In dress, it was the aim of every one to disguise the hideous prison-garb as much as possible, the results often being ludicrous in the extreme.
Everybody was more or less busy. There were schoolmasters and music teachers, a band, a boxing academy, a dancing school, a glee-club, and a theatre. There were straw-basket making, imitation Chinese wood-carving, and much false coining, the lead of No. 6 roof coming in very handy for this trade. Washermen charged a halfpenny a piece, or one penny including soap and starch.
No. 4 was the bad prison—the Ball Alley of the roughs. Each prison, except No. 4, was managed by a committee of twelve, elected by the inmates. From their decisions there was no appeal. Gambling was universal, ranging from the penny ‘sweet-cloth’ to Vingt-et-un. Some of the play was high, and money was abundant, as many of the privateersmen had their prize-money. One man possessed £1,100 on Monday, and on Thursday he could not buy a cup of coffee. The rule which precluded from the privilege of parole all but the masters and first mates of privateers of fourteen guns and upwards brought a number of well-to-do men into the prison, and, moreover, the American Government allowance of 2½d. a day for soap, coffee, and tobacco, circulated money.
The following notes from the Journal of a Young Man of Massachusetts, Benjamin Waterhouse by name, whom we have already met on the Chatham hulks, are included, as they add a few details of life at Dartmoor to those already given.
Waterhouse says:
‘I shall only say that I found it, take it all in all, a less disagreeable prison than the ships; the life of a prudent, industrious, well-behaved man might here be rendered pretty easy, for a prison life, as was the case with some of our own countrymen and some Frenchmen; but the young, the idle, the giddy, fun-making youth generally reaped such fruit as he sowed. Gambling was the wide inlet to vice and disorder, and in this Frenchmen took the lead. These men would play away everything they possessed beyond the clothes to keep them decent. They have been known to game away a month’s provision, and when they had lost it, would shirk and steal for a month after for their subsistence. A man with some money in his pocket might live pretty well through the day in Dartmoor Prison, there being shops and stalls where every little article could be obtained; but added to this we had a good and constant market, and the bread and meat supplied by Government were not bad; and as good I presume as that given to British prisoners by our own Government.’
Bone Model of Guillotine
Made by prisoners of war at Dartmoor
He speaks very highly of the tall, thin, one-eyed Dr. Magrath, the prison doctor, but of his Scots assistant, McFarlane, as a rough, inhuman brute. Shortland, the governor, he describes as one who apparently revelled in the misery and discomfort of the prisoners under his charge, although in another place he defines him as a man, not so much bad-hearted, as an ill-educated, tactless boor.
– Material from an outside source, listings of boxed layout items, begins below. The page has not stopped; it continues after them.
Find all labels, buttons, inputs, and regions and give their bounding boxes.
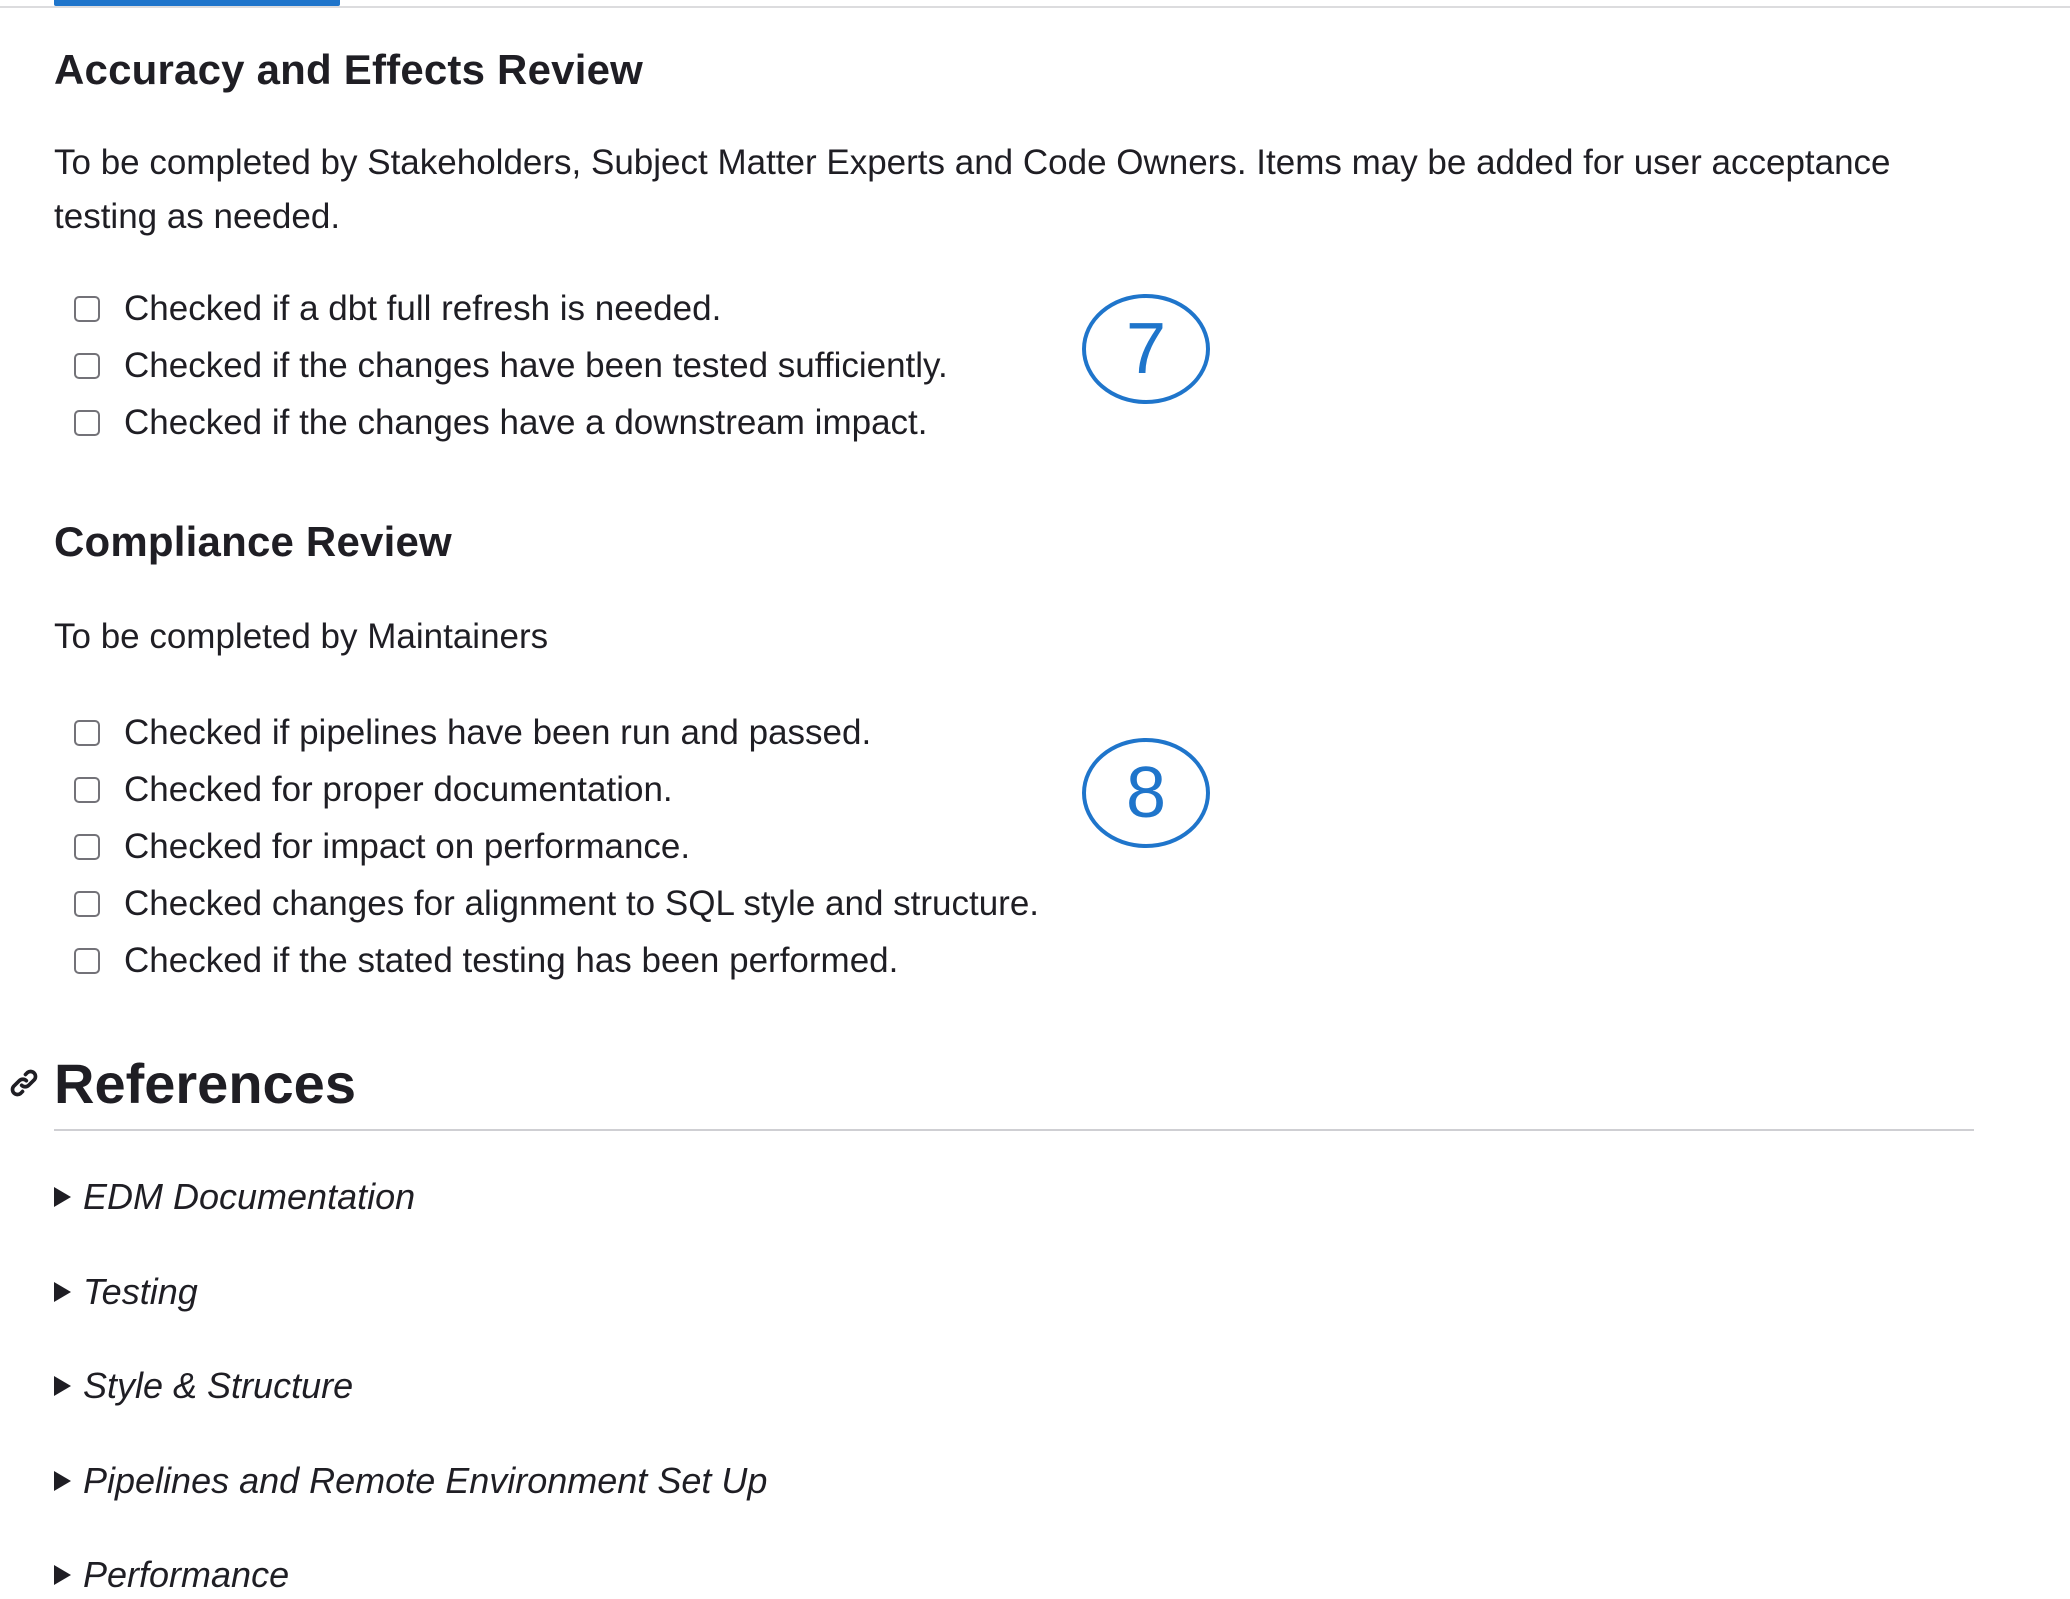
checklist-item-label: Checked if the stated testing has been p… bbox=[124, 940, 899, 980]
checkbox[interactable] bbox=[74, 947, 100, 974]
details-style-structure[interactable]: Style & Structure bbox=[54, 1365, 353, 1407]
checkbox[interactable] bbox=[74, 352, 100, 379]
checklist-item[interactable]: Checked for proper documentation. bbox=[74, 761, 1039, 818]
checkbox[interactable] bbox=[74, 890, 100, 917]
checkbox[interactable] bbox=[74, 719, 100, 746]
top-divider bbox=[0, 6, 2070, 8]
callout-number: 8 bbox=[1125, 753, 1167, 833]
checklist-item[interactable]: Checked if a dbt full refresh is needed. bbox=[74, 280, 948, 337]
details-summary: Style & Structure bbox=[83, 1365, 354, 1406]
details-summary: Performance bbox=[83, 1554, 290, 1595]
checkbox[interactable] bbox=[74, 409, 100, 436]
compliance-review-checklist: Checked if pipelines have been run and p… bbox=[74, 704, 1039, 989]
checklist-item-label: Checked for proper documentation. bbox=[124, 769, 673, 809]
callout-number-8: 8 bbox=[1082, 738, 1210, 848]
checklist-item-label: Checked for impact on performance. bbox=[124, 826, 691, 866]
caret-right-icon bbox=[54, 1565, 71, 1585]
caret-right-icon bbox=[54, 1376, 71, 1396]
references-heading: References bbox=[54, 1052, 356, 1115]
caret-right-icon bbox=[54, 1471, 71, 1491]
link-icon[interactable] bbox=[4, 1063, 44, 1103]
details-testing[interactable]: Testing bbox=[54, 1271, 198, 1313]
references-header: References bbox=[10, 1048, 1974, 1131]
checkbox[interactable] bbox=[74, 833, 100, 860]
checklist-item[interactable]: Checked changes for alignment to SQL sty… bbox=[74, 875, 1039, 932]
checklist-item[interactable]: Checked if the changes have been tested … bbox=[74, 337, 948, 394]
accuracy-review-description: To be completed by Stakeholders, Subject… bbox=[54, 143, 1891, 236]
checklist-item[interactable]: Checked if pipelines have been run and p… bbox=[74, 704, 1039, 761]
details-pipelines-setup[interactable]: Pipelines and Remote Environment Set Up bbox=[54, 1460, 767, 1502]
checklist-item-label: Checked if the changes have been tested … bbox=[124, 345, 948, 385]
caret-right-icon bbox=[54, 1187, 71, 1207]
checklist-item-label: Checked changes for alignment to SQL sty… bbox=[124, 883, 1040, 923]
accuracy-review-checklist: Checked if a dbt full refresh is needed.… bbox=[74, 280, 948, 451]
checklist-item[interactable]: Checked for impact on performance. bbox=[74, 818, 1039, 875]
details-summary: Testing bbox=[83, 1271, 198, 1312]
checklist-item-label: Checked if a dbt full refresh is needed. bbox=[124, 288, 722, 328]
details-edm-documentation[interactable]: EDM Documentation bbox=[54, 1176, 415, 1218]
active-tab-indicator bbox=[54, 0, 340, 6]
accuracy-review-heading: Accuracy and Effects Review bbox=[54, 46, 643, 93]
details-performance[interactable]: Performance bbox=[54, 1554, 289, 1596]
compliance-review-description: To be completed by Maintainers bbox=[54, 617, 549, 656]
callout-number-7: 7 bbox=[1082, 294, 1210, 404]
checklist-item[interactable]: Checked if the changes have a downstream… bbox=[74, 394, 948, 451]
checkbox[interactable] bbox=[74, 295, 100, 322]
checklist-item[interactable]: Checked if the stated testing has been p… bbox=[74, 932, 1039, 989]
checklist-item-label: Checked if the changes have a downstream… bbox=[124, 402, 928, 442]
compliance-review-heading: Compliance Review bbox=[54, 518, 452, 565]
details-summary: Pipelines and Remote Environment Set Up bbox=[83, 1460, 768, 1501]
details-summary: EDM Documentation bbox=[83, 1176, 416, 1217]
checklist-item-label: Checked if pipelines have been run and p… bbox=[124, 712, 872, 752]
callout-number: 7 bbox=[1125, 309, 1167, 389]
heading-divider bbox=[54, 1129, 1974, 1131]
caret-right-icon bbox=[54, 1282, 71, 1302]
checkbox[interactable] bbox=[74, 776, 100, 803]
Waterhouse describes the peculiarly harsh proceeding of Shortland after the discovery of the tunnel dug from under No. 6 caserne. All the prisoners with their baggage were driven into the yard of No. 1: thence in a few days to another yard, and so on from yard to yard, so that they could not get time to dig tunnels; at the same time they were subjected to all kinds of petty bullyings, such as being kept waiting upon numbering days in the open, in inclement weather, until Shortland should choose to put in an appearance. On one of these occasions the Americans refused to wait, and went back to their prisons, for which offence the market was stopped for two days.